Al Saadun insisted that there is no back to the old regime in Kuwait. "We are blatantly determined to carry on our protest until genuine democracy is established. We want the wealth of this small nation to be fairly distributed in a transparent manner."
"We hope that the current leadership of this country will learn from the Arab Spring in Syria, Yemen, Egypt, and Tunisia. Have you seen the demonstration which we had on Saturday (December 1) and we called Karamat Al Watan (dignity of our home land)? We are a small nation, of less than one million people. The streets were packed with demonstrators, tens of thousands took to the street. This is a unique phenomenon in Kuwait. We have never had such a manifestation of will, good will for change to the better. I hope that our rulers, Al Subah family have got the message. An escalation of this public uprising is not in the interest of the ruling family." Said Jam'an Al Harbash, a former MP.
Faisal Al Mussalam, a former MP insisted that the Kuwaitis would demonstrate until our demands are met. "We'll demonstrate daily, and next Saturday there will a huge demonstration which Kuwait has never seen before." He said.
The majority of people in the Arab world believe that the Arab Spring is moving on in the right direction towards democracy.
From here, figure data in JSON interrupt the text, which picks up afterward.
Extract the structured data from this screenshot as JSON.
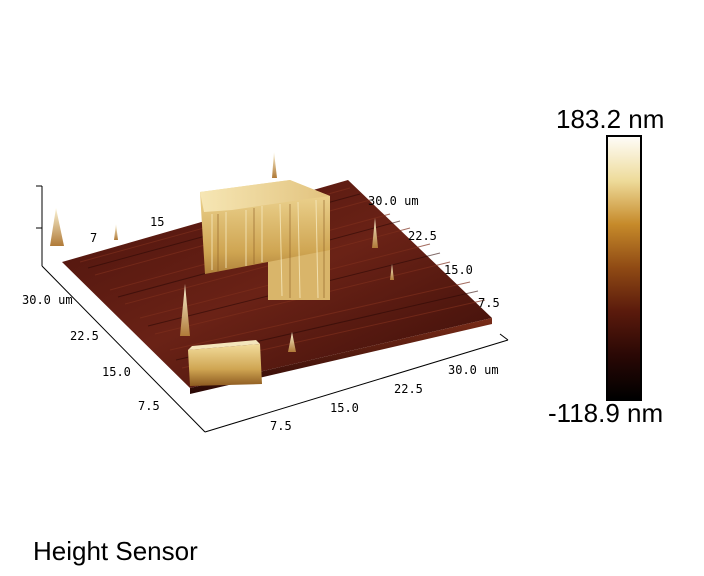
{
  "image": {
    "caption": "Height Sensor",
    "scale": {
      "max_label": "183.2 nm",
      "min_label": "-118.9 nm",
      "gradient_stops": [
        "#fefcf7",
        "#eedb9a",
        "#c68a2a",
        "#8f4a14",
        "#5a1a0c",
        "#2a0805",
        "#000000"
      ]
    },
    "axes": {
      "front_ticks": [
        "7.5",
        "15.0",
        "22.5",
        "30.0 um"
      ],
      "left_ticks": [
        "30.0 um",
        "22.5",
        "15.0",
        "7.5"
      ],
      "back_right_ticks": [
        "30.0 um",
        "22.5",
        "15.0",
        "7.5"
      ],
      "back_left_ticks": [
        "15",
        "7"
      ]
    },
    "colors": {
      "substrate": "#5c1a12",
      "substrate_dark": "#3a0d08",
      "plateau_top": "#e9d08a",
      "plateau_side": "#c79a4a",
      "spike": "#efe3b0"
    }
  }
}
It is an irreversible process with ups and downs.
Political observers also believe that the democratization process in the Arab world might take decades to bear good fruit.
Increasingly widespread education in Kuwait and elsewhere in the Arab world, access to the Internet and international satellite TV stations are enhancing the democratization process.
The West has thus far supported theocratic Arab regimes for fear, the Islamists might take over.
Ziad Al Mutairy, a Kuwaiti academic and former MP is quite optimistic about the future of the Arab Spring. He said, "The Islamists will be defeated by democratic tools. Now in the euphoria of the Arab Spring they have come to power in Egypt and Tunisia by means of the ballot box, but I'm sure that they won't be able to deliver practical reforms which the majority of people would accept. In the next parliamentary elections they will be defeated via free elections. People are not dumb. They want practical solutions, not preaches. They reject sweet rhetoric. We Arabs, we don't want to fall form political oppression into religious oppression."
Saad, a colleague of Al Mutairy, who didn't want his last name to be mentioned, agreed, and added. "Read the Quran. It's filled with violence and discrimination against women and non-Muslims. It says, kill the infidels, don't take Christians and Jews as friends, women inherent half what their bothers get. Thieves' hands must be amputated, etc. It is bunch of atrocities. Do you want all this to be part of our constitution? If you consider all that in a historical context, fine, no problem. But Islamists reject any interpretation of the Quran, otherwise you're dubbed as heretic. For Islamists, the Quran is valid for all times and for every part of the universe."
In sum, the Arab Spring is a golden opportunity for Arabs to introduce democratic reforms and reformation of their religion, Islam.